🤖 AI Summary
In conventional knowledge distillation, converting logits to probabilities via softmax discards discriminative information, causing gradient conflicts—and even performance degradation—when jointly optimizing logit-level and probability-level losses. This work is the first to theoretically attribute such conflicts to inconsistent gradient directions in the classifier head, grounded in the neural collapse theory. We propose a decoupled dual-head architecture: a bilinear head dedicated to logit-level supervision and a standard linear head for probability-level supervision, thereby preventing head collapse. By isolating these two supervision signals, our framework enables complementary optimization. Extensive experiments across multiple benchmarks demonstrate consistent and significant improvements over state-of-the-art distillation methods, validating both the efficacy of leveraging deeper logit representations and the structural modeling value of explicit decoupling.
📝 Abstract
Traditional knowledge distillation focuses on aligning the student's predicted probabilities with both ground-truth labels and the teacher's predicted probabilities.
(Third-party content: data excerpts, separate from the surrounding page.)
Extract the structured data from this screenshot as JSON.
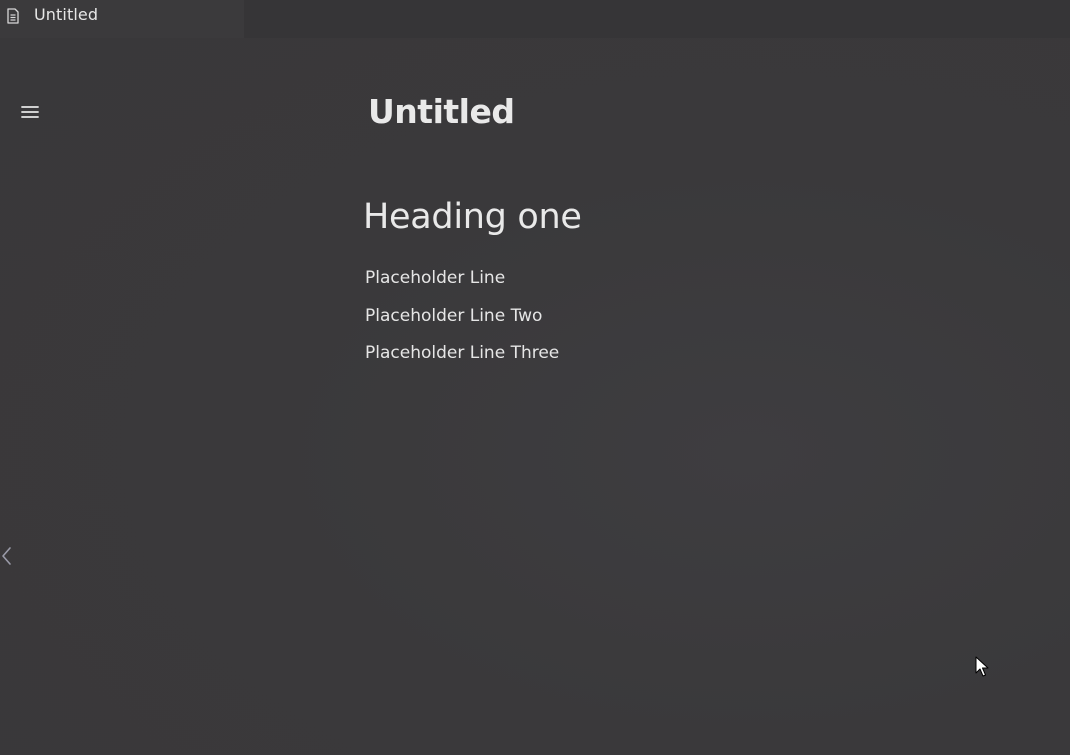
{
  "tab": {
    "title": "Untitled",
    "icon": "document-icon"
  },
  "toolbar": {
    "menu_icon": "hamburger-menu-icon",
    "collapse_icon": "chevron-left-icon"
  },
  "document": {
    "title": "Untitled",
    "heading": "Heading one",
    "lines": [
      "Placeholder Line",
      "Placeholder Line Two",
      "Placeholder Line Three"
    ]
  },
  "colors": {
    "background": "#3a393b",
    "text": "#e9e9e9",
    "muted_icon": "#9a9aa8"
  }
}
However, the transition to predicted probabilities from logits would obscure certain indispensable information. To address this issue, it is intuitive to additionally introduce a logit-level loss function as a supplement to the widely used probability-level loss function, for exploiting the latent information of logits. Unfortunately, we empirically find that the amalgamation of the newly introduced logit-level loss and the previous probability-level loss will lead to performance degeneration, even trailing behind the performance of employing either loss in isolation. We attribute this phenomenon to the collapse of the classification head, which is verified by our theoretical analysis based on the neural collapse theory. Specifically, the gradients of the two loss functions exhibit contradictions in the linear classifier yet display no such conflict within the backbone. Drawing from the theoretical analysis, we propose a novel method called dual-head knowledge distillation, which partitions the linear classifier into two classification heads responsible for different losses, thereby preserving the beneficial effects of both losses on the backbone while eliminating adverse influences on the classification head. Extensive experiments validate that our method can effectively exploit the information inside the logits and achieve superior performance against state-of-the-art counterparts.